Assessment of color vision
The test is performed in bright lighting conditions from a distance of about 50 cm. For the examination, it is necessary to use Ishihara tables in the form of a book or a single sheet of paper. Each board consists of a circle with a system of small circles of a different color compared to the background, forming numbers or irregular lines. The first digit in the tables is seen by both healthy people and people suffering from color vision disorders; it is used to detect the simulating person. During the examination, the child has to read the numbers on the boards.
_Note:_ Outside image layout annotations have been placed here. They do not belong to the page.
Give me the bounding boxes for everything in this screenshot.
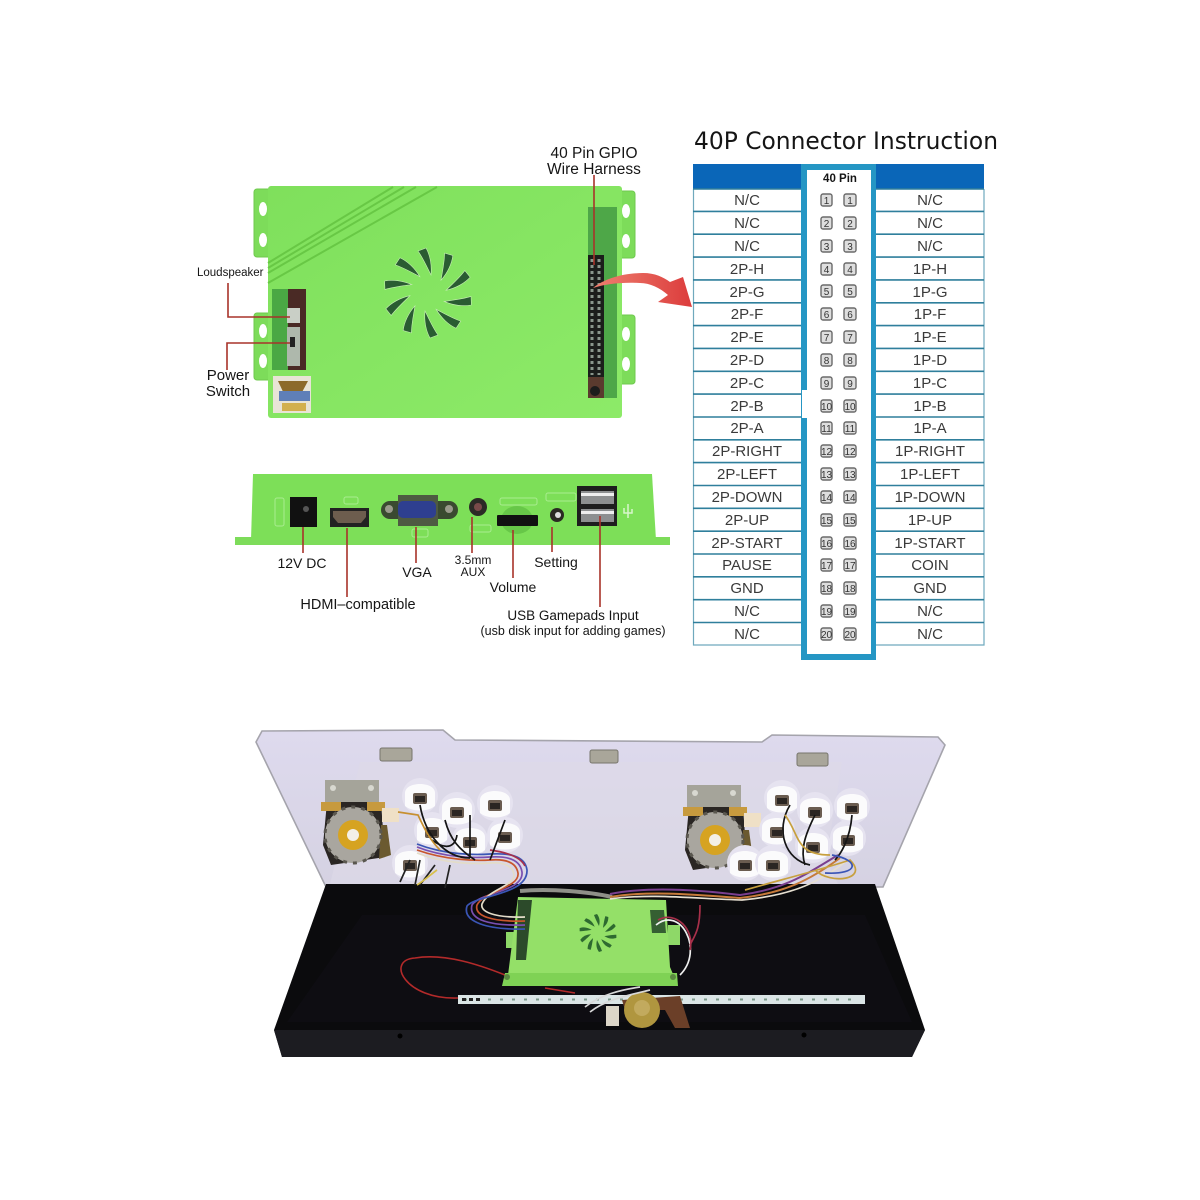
pin number column: 1 xyxy=(847,196,853,207)
left signal column: 2P-G xyxy=(729,284,765,301)
left signal column: N/C xyxy=(734,192,760,209)
arrow: connector to pin table xyxy=(593,273,692,307)
pin number column: 13 xyxy=(821,470,832,481)
red wire loop xyxy=(401,957,575,998)
port: AUX xyxy=(469,498,487,516)
diagonal ribs xyxy=(268,187,437,283)
40-pin connector table xyxy=(693,164,984,660)
pin number column: 8 xyxy=(847,356,853,367)
left signal column: 2P-C xyxy=(730,375,764,392)
right signal column: GND xyxy=(913,580,947,597)
port callouts: VGA xyxy=(402,564,432,580)
pin number column: 17 xyxy=(821,561,832,572)
left port window xyxy=(272,289,306,370)
lid inner panel shading xyxy=(330,762,842,884)
pin number column: 2 xyxy=(824,219,830,230)
right signal column: 1P-H xyxy=(913,261,947,278)
case side xyxy=(235,537,670,545)
left signal column: 2P-LEFT xyxy=(717,466,777,483)
pin number column: 5 xyxy=(847,287,853,298)
left signal column: N/C xyxy=(734,626,760,643)
left signal column: PAUSE xyxy=(722,557,772,574)
port callouts: 3.5mm xyxy=(455,553,491,567)
pin number column: 7 xyxy=(847,333,853,344)
small silkscreen labels xyxy=(275,493,576,537)
photo: open arcade console xyxy=(256,730,945,1057)
right signal column: 1P-START xyxy=(894,535,966,552)
callout: 40 pin GPIO wire harness: Wire Harness xyxy=(547,161,641,178)
port callouts: (usb disk input for adding games) xyxy=(480,623,666,638)
callout: 40 pin GPIO wire harness: 40 Pin GPIO xyxy=(550,145,638,162)
left signal column: N/C xyxy=(734,215,760,232)
table header xyxy=(693,164,984,189)
pin number column: 2 xyxy=(847,219,853,230)
base floor xyxy=(287,915,912,1022)
right button wires xyxy=(783,805,852,865)
right buttons xyxy=(727,780,870,881)
left buttons xyxy=(392,778,523,881)
port callouts: 12V DC xyxy=(277,555,327,571)
pin number column: 40 Pin xyxy=(823,173,857,185)
pin number column: 6 xyxy=(847,310,853,321)
left signal column: 2P-E xyxy=(730,329,764,346)
port callouts: Volume xyxy=(490,579,537,595)
pin number column: 13 xyxy=(844,470,856,481)
right signal column: 1P-C xyxy=(913,375,947,392)
right signal column xyxy=(876,189,984,645)
pin number column: 10 xyxy=(821,402,832,413)
right signal column: 1P-B xyxy=(913,398,947,415)
pin number column: 15 xyxy=(844,516,856,527)
left signal column: N/C xyxy=(734,238,760,255)
right signal column: COIN xyxy=(911,557,949,574)
pin number column: 18 xyxy=(844,584,856,595)
callout: loudspeaker xyxy=(197,267,290,317)
callout: power switch: Switch xyxy=(206,383,250,400)
left signal column: 2P-D xyxy=(730,352,764,369)
left signal column: 2P-UP xyxy=(725,512,769,529)
button wires left xyxy=(420,805,505,860)
right signal column: 1P-A xyxy=(913,420,947,437)
left signal column: 2P-DOWN xyxy=(712,489,782,506)
pin number column: 16 xyxy=(844,539,856,550)
pin number column: 11 xyxy=(821,424,832,435)
right signal column: N/C xyxy=(917,603,943,620)
port callouts xyxy=(277,516,666,638)
pin number column: 14 xyxy=(844,493,856,504)
pin number column: 6 xyxy=(824,310,830,321)
pin number column: 10 xyxy=(844,402,856,413)
left signal column xyxy=(693,189,801,645)
pin number column: 1 xyxy=(824,196,830,207)
LED strip xyxy=(458,995,865,1004)
right signal column: N/C xyxy=(917,626,943,643)
port: HDMI xyxy=(330,508,369,527)
logo sticker xyxy=(273,376,311,413)
pin number column: 9 xyxy=(847,379,853,390)
top view of green game board xyxy=(254,186,635,418)
port: setting xyxy=(550,508,564,522)
pin number column: 11 xyxy=(845,424,856,435)
pin number column: 19 xyxy=(821,607,832,618)
pin number column: 4 xyxy=(824,265,830,276)
left signal column: 2P-H xyxy=(730,261,764,278)
silver sleeve xyxy=(520,890,612,897)
pin number column: 15 xyxy=(821,516,832,527)
side view of game board with ports xyxy=(235,474,670,545)
right connector window xyxy=(588,207,617,398)
port: DC jack xyxy=(290,497,317,527)
pin number column: 17 xyxy=(844,561,856,572)
right signal column: 1P-RIGHT xyxy=(895,443,965,460)
right signal column: 1P-G xyxy=(912,284,948,301)
pin number column: 12 xyxy=(844,447,856,458)
right signal column: N/C xyxy=(917,215,943,232)
left joystick xyxy=(321,780,399,865)
callout: 40 pin GPIO wire harness xyxy=(547,145,641,265)
left signal column: GND xyxy=(730,580,764,597)
right signal column: N/C xyxy=(917,192,943,209)
speaker xyxy=(606,992,690,1028)
board right wires xyxy=(656,920,690,975)
right signal column: 1P-LEFT xyxy=(900,466,960,483)
wire harness bundles xyxy=(398,805,855,1012)
pin number column: 16 xyxy=(821,539,832,550)
pin number column: 14 xyxy=(821,493,832,504)
port: VGA xyxy=(381,495,458,526)
pin number column: 5 xyxy=(824,287,830,298)
pin number column: 12 xyxy=(821,447,832,458)
right signal column: 1P-F xyxy=(914,306,946,323)
pin number column: 8 xyxy=(824,356,830,367)
port callouts: Setting xyxy=(534,554,578,570)
right signal column: N/C xyxy=(917,238,943,255)
console base xyxy=(274,884,925,1057)
left bundle to board xyxy=(417,847,525,925)
left signal column: 2P-RIGHT xyxy=(712,443,782,460)
left signal column: 2P-F xyxy=(731,306,763,323)
pin number column: 20 xyxy=(821,630,832,641)
right signal column: 1P-UP xyxy=(908,512,952,529)
lid clips xyxy=(380,748,828,766)
green board in console xyxy=(502,897,680,986)
left signal column: 2P-START xyxy=(711,535,783,552)
pin number column: 20 xyxy=(844,630,856,641)
pin number column xyxy=(821,173,857,641)
callout: loudspeaker: Loudspeaker xyxy=(197,267,264,279)
USB symbol xyxy=(624,504,632,518)
port callouts: HDMI–compatible xyxy=(300,597,416,613)
right signal column: 1P-D xyxy=(913,352,947,369)
left signal column: N/C xyxy=(734,603,760,620)
base front face xyxy=(274,1030,925,1057)
centre pin column frame xyxy=(801,164,876,660)
mounting ears xyxy=(254,189,635,384)
pin number column: 4 xyxy=(847,265,853,276)
left signal column: 2P-B xyxy=(730,398,764,415)
acrylic lid xyxy=(256,730,945,887)
pin number column: 7 xyxy=(824,333,830,344)
right joystick xyxy=(683,785,761,870)
fan grill xyxy=(382,248,474,338)
title: 40P connector instruction: 40P Connector Instruction xyxy=(694,127,998,155)
left signal column: 2P-A xyxy=(730,420,764,437)
right bundle across board xyxy=(610,858,840,898)
pin number column: 18 xyxy=(821,584,832,595)
right signal column: 1P-DOWN xyxy=(895,489,965,506)
callout: power switch: Power xyxy=(207,367,249,384)
port callouts: AUX xyxy=(461,565,485,579)
port: USB xyxy=(577,486,617,526)
callout: power switch xyxy=(206,343,290,400)
pin number column: 19 xyxy=(844,607,856,618)
right signal column: 1P-E xyxy=(913,329,947,346)
green case body xyxy=(268,186,622,418)
port callouts: USB Gamepads Input xyxy=(507,608,639,623)
pin number column: 3 xyxy=(824,242,830,253)
port: volume wheel xyxy=(497,506,538,534)
pin number column: 3 xyxy=(847,242,853,253)
pin number column: 9 xyxy=(824,379,830,390)
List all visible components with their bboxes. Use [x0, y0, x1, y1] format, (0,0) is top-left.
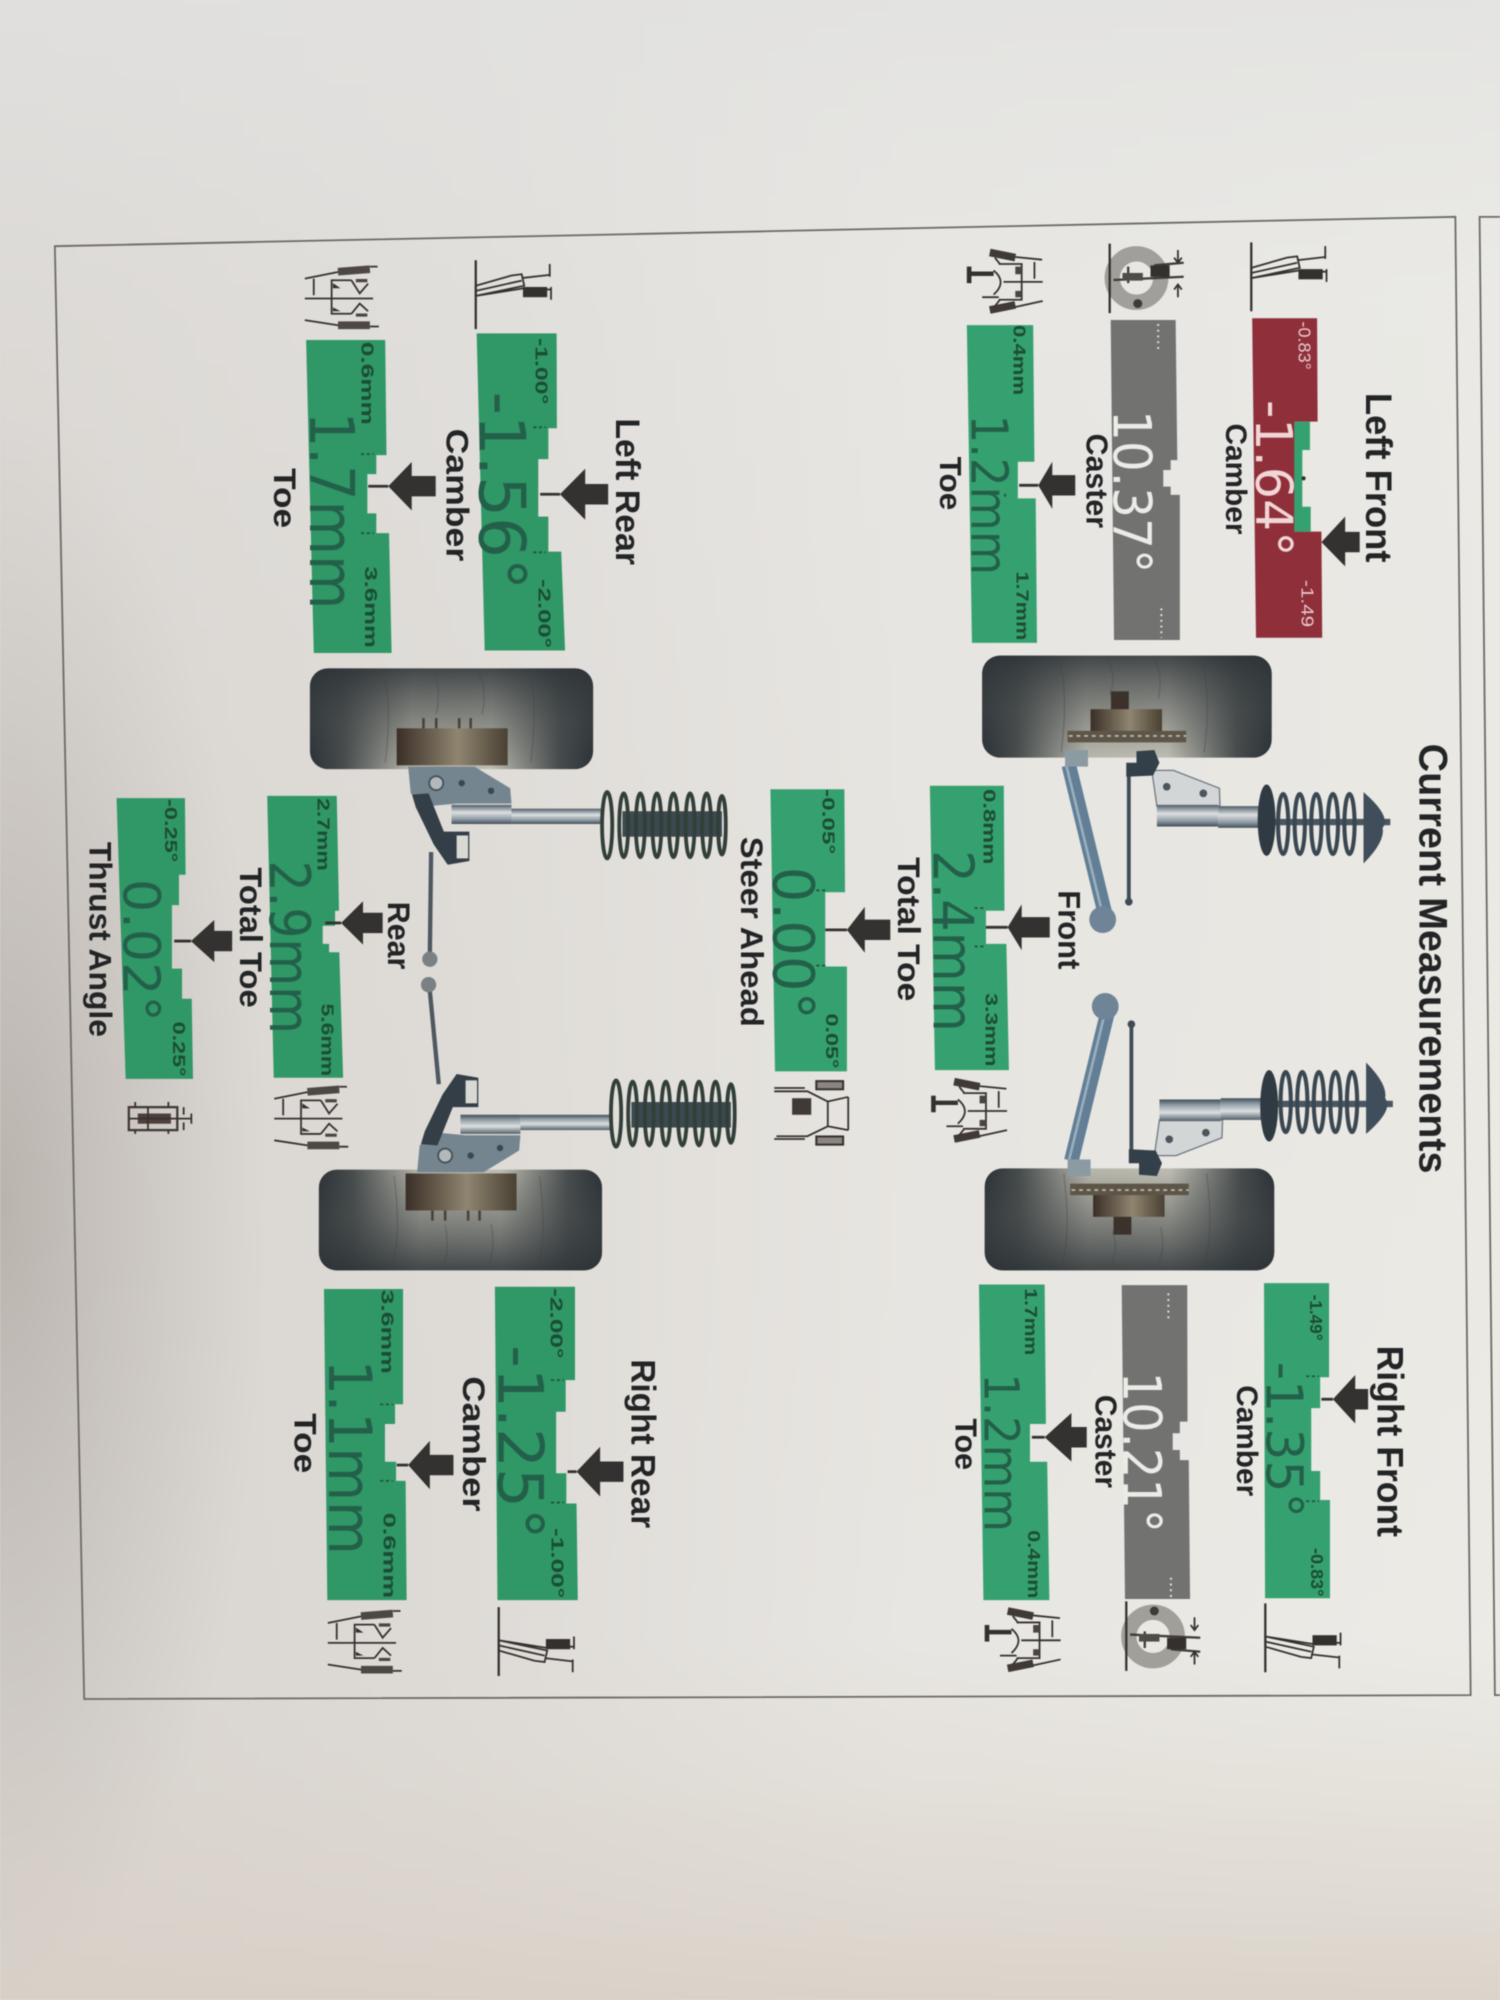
label: total toe: Total Toe — [233, 867, 269, 1008]
label: front: Front — [1052, 890, 1088, 970]
gauge: right front caster — [1111, 1285, 1190, 1605]
label: camber: Camber — [1230, 1385, 1263, 1496]
gauge: left front toe — [959, 325, 1075, 643]
heading: left rear: Left Rear — [608, 418, 646, 565]
gauge: right rear toe: 0.6mm — [379, 1513, 399, 1598]
gauge: right rear camber: -2.00° — [547, 1288, 567, 1358]
gauge: front total toe — [920, 786, 1050, 1070]
icon: camber — [1251, 242, 1327, 311]
gauge: right rear toe: 1.1mm — [314, 1360, 384, 1555]
gauge: right front caster: 10.21° — [1111, 1372, 1172, 1533]
gauge: rear total toe: 2.9mm — [256, 860, 321, 1034]
icon: caster — [1110, 244, 1184, 313]
gauge: right front camber: -1.49° — [1306, 1295, 1326, 1341]
gauge: right front toe: 1.2mm — [973, 1373, 1029, 1532]
icon: steer ahead — [774, 1081, 848, 1145]
panel: rear axle — [82, 668, 735, 1270]
label: camber: Camber — [439, 429, 475, 561]
gauge: right rear toe: 3.6mm — [377, 1290, 397, 1374]
panel: left rear — [267, 260, 646, 653]
gauge: left front toe: 0.4mm — [1009, 325, 1029, 395]
gauge: left front camber: -1.64° — [1243, 400, 1302, 557]
gauge: thrust angle: 0.25° — [169, 1022, 189, 1077]
illustration: left front suspension — [982, 656, 1390, 933]
gauge: left rear camber: -2.00° — [534, 579, 554, 648]
gauge: left front camber: -1.49 — [1298, 580, 1318, 627]
illustration: left rear suspension — [310, 668, 726, 865]
gauge: steer ahead — [760, 789, 890, 1071]
label: caster: Caster — [1089, 1395, 1123, 1488]
gauge: front total toe: 2.4mm — [920, 850, 985, 1032]
title: Current Measurements — [1411, 744, 1455, 1173]
label: toe: Toe — [288, 1413, 324, 1473]
gauge: left rear camber: -1.56° — [464, 392, 538, 590]
icon: camber — [476, 260, 551, 329]
gauge: left rear toe: 0.6mm — [358, 342, 378, 425]
illustration: rear axle link — [421, 852, 439, 1084]
gauge: right front toe — [973, 1284, 1087, 1600]
label: toe: Toe — [948, 1418, 982, 1470]
gauge: thrust angle: 0.02° — [111, 879, 170, 1022]
gauge: steer ahead: 0.00° — [760, 867, 827, 1020]
label: caster: Caster — [1080, 434, 1114, 528]
icon: caster — [1126, 1601, 1200, 1671]
panel: right rear — [288, 1287, 661, 1676]
panel: left front — [933, 242, 1399, 643]
gauge: right rear camber — [484, 1287, 623, 1600]
label: rear: Rear — [381, 902, 417, 969]
gauge: steer ahead: -0.05° — [819, 789, 839, 854]
gauge: right rear camber: -1.00° — [548, 1528, 568, 1598]
icon: toe — [967, 253, 1043, 310]
icon: thrust angle — [129, 1102, 191, 1134]
heading: left front: Left Front — [1358, 393, 1399, 562]
icon: toe — [328, 1611, 402, 1671]
label: camber: Camber — [456, 1376, 492, 1511]
gauge: right front camber: -1.35° — [1254, 1362, 1313, 1518]
gauge: left front caster — [1100, 320, 1180, 640]
label: total toe: Total Toe — [891, 857, 927, 1001]
gauge: thrust angle: -0.25° — [161, 799, 181, 862]
illustration: right rear suspension — [319, 1074, 735, 1270]
gauge: rear total toe: 2.7mm — [314, 798, 334, 871]
main frame — [55, 217, 1471, 1699]
panel: front axle — [734, 656, 1393, 1270]
heading: right front: Right Front — [1370, 1346, 1411, 1537]
label: toe: Toe — [267, 468, 303, 528]
gauge: left front toe: 1.2mm — [959, 415, 1018, 575]
gauge: left rear toe: 1.7mm — [295, 412, 366, 609]
panel: right front — [948, 1283, 1411, 1672]
gauge: left front toe: 1.7mm — [1013, 571, 1033, 640]
gauge: left front camber — [1243, 318, 1360, 638]
gauge: left front camber: -0.83° — [1294, 321, 1314, 370]
icon: camber — [499, 1607, 574, 1676]
label: toe: Toe — [933, 457, 967, 510]
gauge: right front toe: 0.4mm — [1024, 1530, 1044, 1598]
icon: total toe — [274, 1087, 348, 1147]
gauge: rear total toe — [256, 796, 383, 1078]
gauge: left rear camber — [464, 333, 608, 651]
gauge: right front toe: 1.7mm — [1021, 1288, 1041, 1355]
label: camber: Camber — [1219, 423, 1252, 534]
icon: toe — [305, 267, 379, 327]
gauge: left front caster: 10.37° — [1100, 410, 1161, 573]
icon: toe — [985, 1611, 1061, 1668]
gauge: front total toe: 0.8mm — [979, 789, 999, 864]
label: thrust angle: Thrust Angle — [82, 842, 118, 1037]
gauge: left rear camber: -1.00° — [532, 338, 552, 404]
label: steer ahead: Steer Ahead — [734, 837, 770, 1027]
icon: total toe — [931, 1082, 1007, 1139]
gauge: steer ahead: 0.05° — [822, 1014, 842, 1068]
gauge: right front camber: -0.83° — [1307, 1548, 1327, 1596]
heading: right rear: Right Rear — [623, 1359, 661, 1528]
gauge: right rear toe — [314, 1289, 453, 1600]
gauge: rear total toe: 5.6mm — [317, 1003, 337, 1076]
gauge: thrust angle — [111, 798, 232, 1079]
gauge: front total toe: 3.3mm — [982, 993, 1002, 1066]
gauge: left rear toe: 3.6mm — [361, 566, 381, 648]
gauge: right rear camber: -1.25° — [484, 1345, 557, 1540]
icon: camber — [1265, 1603, 1341, 1672]
next page frame edge — [1480, 217, 1500, 1695]
gauge: right front camber — [1254, 1283, 1368, 1598]
gauge: left rear toe — [295, 340, 436, 653]
illustration: right front suspension — [985, 993, 1393, 1270]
Younger children, who do not know the numbers, should be examined with the help of tables containing irregular lines – the child follows a finger from the starting point to the end on a line marked with a color other than the background.
Preterm babies, up to the age of 3, are examined in accordance with the guidelines – “Management of retinopathy of premature babies – indications developed by the Expert Team of the Pediatric Ophthalmology Section of the Polish Ophthalmology Society”.

CONCLUSIONS

Visual screening is effective in detecting visual and ocular disorders. Most conditions should be detected by the age of 6 years. Observation for signs and symptoms of vision problems and visual acuity screening are necessary in order to detect visual disorders and refractive errors, such as myopia, hyperopia, and astigmatism at any age. Screening for distance visual acuity can detect myopia, amblyopia and astigmatism.
School vision screening programs are not universal for all European countries. Screening should be a part of the primary school health program and the target population should be children entering primary schools. Follow-up with vision referrals is the most important component of a vision screening program and often the most difficult task and the most timeconsuming one.

DISCLOSURE

The authors declare no conflicts of interest.